Cadena has several strategies that she says have as much relevance in the workplace as they do in the playroom. Here are a few of them:
Dealing with toddlers takes a lot of patience. Want to see a two-year-old walk anywhere without stopping a few dozen times to explore every possible distraction? Good luck with that. But sometimes waiting for results at work can be just as hard, and so the same sort of patience applies to running a team. “After dealing with a toddler’s needs, now I realize e-mails don’t have to be answered within 15 minutes and a clever strategy supersedes quick wins,” she writes.
Don’t Be a Control Freak
Do you sometimes find yourself wanting to correct your tiny tot’s wardrobe choices? Now’s the time to let it go. “I learned early on in my career that you can’t take on everything yourself just to control every last detail,” she writes. “Similarly, if some days my daughter goes to preschool in a mismatched outfit with unruly hair, I’ve learned to take a deep breath and recognize that she’s actually gaining her own independence and sense of self.”
Celebrate Small Wins
Just as you’d probably celebrate small parent triumphs (like her putting herself to sleep at night instead of needing your rocking arms), so should you revel in small victories at work.

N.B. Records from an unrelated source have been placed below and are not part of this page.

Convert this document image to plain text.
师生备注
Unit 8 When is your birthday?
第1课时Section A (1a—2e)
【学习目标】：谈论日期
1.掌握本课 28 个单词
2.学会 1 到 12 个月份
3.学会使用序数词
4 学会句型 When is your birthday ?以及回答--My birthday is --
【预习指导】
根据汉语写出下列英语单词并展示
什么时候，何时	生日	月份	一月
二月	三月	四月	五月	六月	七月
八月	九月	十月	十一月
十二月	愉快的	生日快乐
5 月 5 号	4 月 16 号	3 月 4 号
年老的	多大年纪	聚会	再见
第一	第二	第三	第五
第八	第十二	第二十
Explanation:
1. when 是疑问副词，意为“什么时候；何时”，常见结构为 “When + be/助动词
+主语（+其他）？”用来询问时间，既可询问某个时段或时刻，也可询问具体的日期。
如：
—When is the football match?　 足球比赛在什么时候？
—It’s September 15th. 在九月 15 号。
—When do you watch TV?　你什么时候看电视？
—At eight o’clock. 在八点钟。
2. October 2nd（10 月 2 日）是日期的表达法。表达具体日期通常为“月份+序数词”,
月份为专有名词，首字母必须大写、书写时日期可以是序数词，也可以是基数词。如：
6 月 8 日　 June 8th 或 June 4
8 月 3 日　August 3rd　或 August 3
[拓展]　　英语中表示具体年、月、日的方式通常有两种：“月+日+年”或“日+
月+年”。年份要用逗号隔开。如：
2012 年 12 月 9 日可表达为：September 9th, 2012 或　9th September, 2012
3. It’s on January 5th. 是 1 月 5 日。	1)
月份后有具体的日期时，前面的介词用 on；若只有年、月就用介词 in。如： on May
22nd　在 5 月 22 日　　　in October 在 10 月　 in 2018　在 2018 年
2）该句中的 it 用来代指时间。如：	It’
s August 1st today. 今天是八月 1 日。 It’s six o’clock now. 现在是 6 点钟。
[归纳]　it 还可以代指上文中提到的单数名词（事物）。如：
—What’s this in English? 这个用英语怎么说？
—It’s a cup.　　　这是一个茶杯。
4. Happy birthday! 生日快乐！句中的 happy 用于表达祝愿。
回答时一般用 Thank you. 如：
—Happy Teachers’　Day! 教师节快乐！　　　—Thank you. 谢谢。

“It’s not just the big client wins or the culmination of a long project that warrants recognition. Sometimes it’s more important to give a team member a fist bump when they nailed leading their first client call or express public recognition to an employee who spoke up with an innovative solution to a budget obstacle,” she writes. “These little acknowledgments keep morale up and make people feel like they are winning every day.”